If a single picture is worth a thousand words, the decision by curators at the National Museum of African American History and Culture to make selections from its photo collection the first temporary exhibition, will likely become a pivotal one in its growth.

Photographers John Pinderhughes,Roy Lewis, Milton Williams, Supervisory Museum Curator of Collections, Michele Gates Moresi, photographer Sharon Farmer, and Curator, Photography and Visual Culture, Aaron Bryant celebrate the opening of the new changing exhibit More than a Picture. (Photo by Shantella Y. Sherman)

“More Than a Picture: Selections from the Photography Collection at the National Museum of African American History and Culture” opened on May 5, featuring more than 150 photographs highlighting the hidden depths of Black culture.

Photos featured in the exhibit are by both notable and amateur photographers and include thematic images, portraits of recognizable Black figures, such as Frederick Douglass, W.E.B. DuBois and Rosa Parks, and depictions of average Black Americans in everyday situations, such as buying groceries.

According to NMAAHC Founding Director, Lonnie Bunch, the changing exhibition program makes more of the museum’s collection accessible to the public.

“We want people to understand the complexities and nuances of the people in these photographs,” Bunch told reporters at the exhibit preview, May 2.  “When I wander through this exhibition, I am captured by scope of history that is displayed and how these images convey so much of the hopes and the heartaches that have shaped America.”

Perhaps most telling within the exhibit are photos of children, whose personhood, historically has been conscripted or firmly attached to that of their parents.  From the works of celebrated photographers like Joe Schwartz, Leonard Freed and Jamel Shabazz, Black children gain both autonomy, humanity, and the often-overlooked frailty associated with childhood, according to Bunch.

Supervisory Museum Curator of Collections, Michele Gates Moresi said that through the development of a book series in conjunction with the exhibit photos Black children fell into the historical, cultural and community aspects of the series, leading to a book dedicated to images of Black children.
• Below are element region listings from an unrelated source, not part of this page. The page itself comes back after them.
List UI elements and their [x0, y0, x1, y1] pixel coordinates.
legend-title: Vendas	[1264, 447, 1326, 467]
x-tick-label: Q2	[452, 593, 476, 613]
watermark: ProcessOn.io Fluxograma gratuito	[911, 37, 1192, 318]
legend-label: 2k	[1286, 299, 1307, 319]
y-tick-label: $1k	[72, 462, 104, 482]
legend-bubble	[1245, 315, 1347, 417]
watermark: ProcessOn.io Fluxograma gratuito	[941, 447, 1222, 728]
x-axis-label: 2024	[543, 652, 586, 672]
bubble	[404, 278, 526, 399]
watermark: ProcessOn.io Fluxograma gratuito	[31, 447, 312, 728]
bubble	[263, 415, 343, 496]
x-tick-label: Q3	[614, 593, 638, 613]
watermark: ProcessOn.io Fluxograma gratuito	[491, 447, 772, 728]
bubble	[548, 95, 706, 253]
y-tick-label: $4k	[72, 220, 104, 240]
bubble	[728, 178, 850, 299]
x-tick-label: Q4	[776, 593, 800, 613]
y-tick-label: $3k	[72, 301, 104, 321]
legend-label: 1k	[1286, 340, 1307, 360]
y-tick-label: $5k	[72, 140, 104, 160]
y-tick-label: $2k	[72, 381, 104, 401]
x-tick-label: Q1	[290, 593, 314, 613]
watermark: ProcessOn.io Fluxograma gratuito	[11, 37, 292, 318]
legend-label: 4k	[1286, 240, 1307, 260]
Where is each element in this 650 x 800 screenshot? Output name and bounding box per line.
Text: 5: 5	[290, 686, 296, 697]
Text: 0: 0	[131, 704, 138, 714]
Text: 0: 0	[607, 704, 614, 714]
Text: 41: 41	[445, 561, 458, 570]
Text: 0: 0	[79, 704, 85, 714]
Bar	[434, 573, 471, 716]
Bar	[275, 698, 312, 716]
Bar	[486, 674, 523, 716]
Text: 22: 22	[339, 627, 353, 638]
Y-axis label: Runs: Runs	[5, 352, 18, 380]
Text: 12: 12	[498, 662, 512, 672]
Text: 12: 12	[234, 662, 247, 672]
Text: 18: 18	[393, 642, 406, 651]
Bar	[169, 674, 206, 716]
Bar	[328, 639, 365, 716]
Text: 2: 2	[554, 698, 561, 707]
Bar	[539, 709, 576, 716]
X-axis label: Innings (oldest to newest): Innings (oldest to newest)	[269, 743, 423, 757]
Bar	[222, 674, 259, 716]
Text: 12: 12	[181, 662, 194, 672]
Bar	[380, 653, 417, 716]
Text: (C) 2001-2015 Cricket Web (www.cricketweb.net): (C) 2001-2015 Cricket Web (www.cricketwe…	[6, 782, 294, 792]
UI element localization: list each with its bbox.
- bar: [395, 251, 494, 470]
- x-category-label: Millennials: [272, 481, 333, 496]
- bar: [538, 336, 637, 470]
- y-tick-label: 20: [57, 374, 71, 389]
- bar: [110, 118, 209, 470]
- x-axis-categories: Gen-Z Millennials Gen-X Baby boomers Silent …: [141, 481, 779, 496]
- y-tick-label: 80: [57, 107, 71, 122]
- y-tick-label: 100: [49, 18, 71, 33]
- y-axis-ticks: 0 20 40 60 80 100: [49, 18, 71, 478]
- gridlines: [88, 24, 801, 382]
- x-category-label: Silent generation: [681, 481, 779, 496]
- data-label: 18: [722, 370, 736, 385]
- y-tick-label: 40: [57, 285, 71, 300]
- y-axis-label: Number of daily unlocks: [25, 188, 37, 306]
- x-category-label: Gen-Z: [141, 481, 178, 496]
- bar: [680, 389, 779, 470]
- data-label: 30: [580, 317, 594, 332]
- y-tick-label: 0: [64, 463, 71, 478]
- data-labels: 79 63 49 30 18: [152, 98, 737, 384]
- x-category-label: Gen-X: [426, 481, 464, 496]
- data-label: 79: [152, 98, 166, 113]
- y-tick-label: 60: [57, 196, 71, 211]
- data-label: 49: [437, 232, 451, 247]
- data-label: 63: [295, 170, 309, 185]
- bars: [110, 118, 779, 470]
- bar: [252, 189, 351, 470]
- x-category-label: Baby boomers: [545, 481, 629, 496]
“We wanted to make sure they were not just cute pictures, but a book in which we could talk about how we have engaged with children over the years and how it is still very meaningful,” Moresi told the AFRO.  “Another thing that comes through with the exhibit is the level of engagement of children in activism.”

Moresi points to one example of by Ernest C. Withers, called “First Day of Memphis Integration,” showing smiling and excited children peering from the backseat window of a car in 1961.

“It just looks like average kids on their way to their first day of school, but the reality was that for the first several weeks of that year, those kids had to be escorted by armed police to school,” Moresi said.  “When you think about the context of the photo – they are not just cute kids, you want to know what happened to them.  What they experienced, and what their parents had to do to get them prepared to integrate a school.”

In many respects, the power of the children’s photos, when coupled with those of elders – like Sharon Farmer’s iconic photo of 97-year-old Beatrice Fergerson showing off her hula hooping skills – champion those behind the lens with breaking through the masks lamented in works by poets such as Maya Angelou and Paul Lawrence Dunbar.

Farmer, who served as the first Black female White House staff photographer under Bill Clinton, was joined by other legendary photographers, Roy Lewis, John Pinderhughes, and Milton Williams.

Lewis, who worked for years at Chicago’s Johnson’s Publishing capturing the tumultuous and tremendous within the Civil Rights Movement, said he was once told by a Brazilian sociologist that taking photos immortalizes a spirit, causing some to shy away from being photographed.  But more often, Lewis said, the lens exposes hidden stories.

“There are times when you can take a photo of a person, where they do not recognize themselves.  For instance, you can take picture of a young girl, but she appears – in subtle ways – as a woman.  You can see the woman she will be in the image,” Lewis told the AFRO.  “More than a Picture is the perfect name for the exhibition because there are often many more things about a person revealed in images than they will ever say of themselves.”

In addition to telling untold stories, the exhibit, according to Rex M. Ellis, associate director for Curatorial Affairs, promises to depict love, despair, joy, and conflict across generations, in the process, more fully documenting variations within Black culture.

“We are trying to show the diversity of African-American life and we are trying to show the promise of those lives, and the passion that those lives are.  It is so important that visitors see multidimensional people who don’t all think just one thought, but think a variety of things over various stages in their lives – especially youngsters,” Ellis told the AFRO.